同様に、27日にさそり座から数えて「息継ぎ」を意味する8番目のふたご座で上弦の月を迎えていく今週のあなたもまた、どうしたら近代合理主義やそれを基礎づけているものの見方を超えた発想を取り入れられるかが、ひとつの鍵になってくるはず。
言葉を待つこと
「近代を超える」と言ってもまさに言うは易しですが、例えばそれは「話しあい」の代わりに「黙りあい」を試みていくということでもあるかも知れません。少なくとも、現代人の生活に何が失われてしまったのかと問うならば、その答えは間違いなく「話しあう」時間ではなく「黙りあう」時間の方でしょう。

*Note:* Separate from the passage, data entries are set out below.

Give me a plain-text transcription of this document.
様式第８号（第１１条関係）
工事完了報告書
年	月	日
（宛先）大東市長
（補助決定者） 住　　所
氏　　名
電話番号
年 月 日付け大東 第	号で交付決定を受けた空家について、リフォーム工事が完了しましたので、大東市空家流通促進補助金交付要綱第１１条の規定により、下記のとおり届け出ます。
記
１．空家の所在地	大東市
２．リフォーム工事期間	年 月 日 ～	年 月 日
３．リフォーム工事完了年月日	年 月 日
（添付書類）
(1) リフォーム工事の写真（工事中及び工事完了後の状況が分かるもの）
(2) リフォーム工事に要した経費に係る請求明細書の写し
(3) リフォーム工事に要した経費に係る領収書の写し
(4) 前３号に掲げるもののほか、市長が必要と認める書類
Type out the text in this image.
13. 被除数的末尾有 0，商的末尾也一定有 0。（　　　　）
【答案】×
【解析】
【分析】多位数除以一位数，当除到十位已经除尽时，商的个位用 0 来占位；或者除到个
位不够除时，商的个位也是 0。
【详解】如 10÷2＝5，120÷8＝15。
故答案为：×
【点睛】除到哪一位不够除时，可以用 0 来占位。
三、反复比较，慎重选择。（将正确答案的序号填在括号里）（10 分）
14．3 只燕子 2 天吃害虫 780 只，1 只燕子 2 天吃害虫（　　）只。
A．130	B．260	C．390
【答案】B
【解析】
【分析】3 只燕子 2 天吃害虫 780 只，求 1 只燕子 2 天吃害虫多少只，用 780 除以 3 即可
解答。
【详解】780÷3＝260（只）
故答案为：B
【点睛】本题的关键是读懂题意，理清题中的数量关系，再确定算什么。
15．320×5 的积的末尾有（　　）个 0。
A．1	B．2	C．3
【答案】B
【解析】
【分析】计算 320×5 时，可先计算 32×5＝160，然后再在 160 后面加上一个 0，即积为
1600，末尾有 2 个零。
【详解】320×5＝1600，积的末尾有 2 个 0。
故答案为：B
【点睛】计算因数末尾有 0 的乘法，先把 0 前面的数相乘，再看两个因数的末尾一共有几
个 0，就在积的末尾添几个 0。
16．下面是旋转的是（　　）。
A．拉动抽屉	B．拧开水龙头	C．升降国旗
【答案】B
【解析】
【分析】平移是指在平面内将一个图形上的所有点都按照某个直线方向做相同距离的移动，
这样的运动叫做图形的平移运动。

何かが頭に思い浮かんでも、すぐに口に出すのではなく、それをキャンセルできたとき、私たちは当事者意識のない詭弁(きべん)からも、余計な空気の読みあいや、過剰な自己主張からも解放されて、その数倍の“ことば”を聞き分ける機会を持つことが出来るのです。
逆に、普段から“ことば”を聞き分けることもせず、そのまま頭の中に張り付けてしまっている人というのは、いつしか自然に生気にみちた生に入っていくこともできなっていくはず。つまり、そうしてみずからの人生を語る言葉を喪失していく訳です。
その意味で、今週のさそり座はいつも以上に自分の内側を空にしてそこに生まれた沈黙に耳を澄ませていくことがテーマとなっていくのだと言えます。